The trouble started two years ago when the woman, who has not been identified, took in two pregnant stray cats, The Oakland Press said.

A typical female cat can have three litters of four to six kittens per year. Within six months, kittens are of breeding age. None of the cats had been neutered or spayed, so the population quickly exploded.

Edwards said the woman thought it would be easy to find homes for the cats, but became “just overwhelmed” and contacted theAnimal Welfare Society, which took 40 of the cats to its shelter at 27796 John R Road in Madison Heights.

The New Beginnings Animal Rescue group in Royal Oak, theTigerlily Cat Rescue in Sterling Heights, Silver Lake Animal Rescue in Trenton and the Ann Arbor Cat Clinic are also helping.

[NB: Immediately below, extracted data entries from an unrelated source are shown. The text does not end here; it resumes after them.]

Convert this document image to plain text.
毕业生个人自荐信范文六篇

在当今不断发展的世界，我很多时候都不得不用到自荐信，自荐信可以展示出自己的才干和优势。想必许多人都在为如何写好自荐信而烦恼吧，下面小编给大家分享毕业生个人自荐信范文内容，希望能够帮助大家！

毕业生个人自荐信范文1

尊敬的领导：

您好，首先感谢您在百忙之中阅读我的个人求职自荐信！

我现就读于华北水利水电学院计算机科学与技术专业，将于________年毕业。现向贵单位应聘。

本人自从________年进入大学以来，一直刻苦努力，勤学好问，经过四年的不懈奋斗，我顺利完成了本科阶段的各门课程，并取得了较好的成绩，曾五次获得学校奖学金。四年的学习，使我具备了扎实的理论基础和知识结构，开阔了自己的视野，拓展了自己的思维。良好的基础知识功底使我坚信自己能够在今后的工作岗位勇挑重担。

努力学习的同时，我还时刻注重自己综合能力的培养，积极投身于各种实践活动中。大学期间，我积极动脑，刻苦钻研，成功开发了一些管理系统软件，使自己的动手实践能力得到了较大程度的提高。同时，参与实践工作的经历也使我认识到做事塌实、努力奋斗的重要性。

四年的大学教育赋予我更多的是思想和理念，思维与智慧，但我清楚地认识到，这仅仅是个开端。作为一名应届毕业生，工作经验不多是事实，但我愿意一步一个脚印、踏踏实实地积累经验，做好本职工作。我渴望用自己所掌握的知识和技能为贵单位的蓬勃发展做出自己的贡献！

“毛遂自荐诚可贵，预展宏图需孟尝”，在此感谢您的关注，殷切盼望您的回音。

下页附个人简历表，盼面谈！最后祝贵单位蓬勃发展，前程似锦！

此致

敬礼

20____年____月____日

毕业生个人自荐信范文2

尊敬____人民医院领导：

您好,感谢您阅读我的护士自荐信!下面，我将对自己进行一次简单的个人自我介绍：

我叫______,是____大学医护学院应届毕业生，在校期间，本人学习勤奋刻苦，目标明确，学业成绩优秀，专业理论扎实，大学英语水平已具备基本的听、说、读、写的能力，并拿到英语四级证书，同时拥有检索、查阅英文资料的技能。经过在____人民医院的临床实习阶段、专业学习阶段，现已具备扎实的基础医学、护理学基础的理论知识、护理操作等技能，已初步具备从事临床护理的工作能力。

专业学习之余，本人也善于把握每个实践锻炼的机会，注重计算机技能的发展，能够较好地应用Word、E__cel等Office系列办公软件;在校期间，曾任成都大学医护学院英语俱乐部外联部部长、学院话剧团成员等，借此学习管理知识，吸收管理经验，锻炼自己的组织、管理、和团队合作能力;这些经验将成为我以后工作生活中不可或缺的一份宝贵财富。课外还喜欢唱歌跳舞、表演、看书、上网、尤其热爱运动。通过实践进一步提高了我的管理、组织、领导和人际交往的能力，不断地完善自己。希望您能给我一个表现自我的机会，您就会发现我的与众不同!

Edwards said she had never seen so many cats in one home.

“It was something to see, I’ll tell you, but they are all beautiful cats,” Edwards said. “She’s a very nice lady, not a hoarder, and she never intended on keeping these cats. She had a big heart and didn’t want to let them outside. It’s lucky she contacted us.”

She said the Animal Welfare Society is also encouraging multiple adoptions, but is allowing single adoptions.  Adoption fees have been reduced, and the shelters are working with area vets to get the cats spayed or neutered and vaccinated.

It wasn’t clear if the woman will be charged with a zoning violation.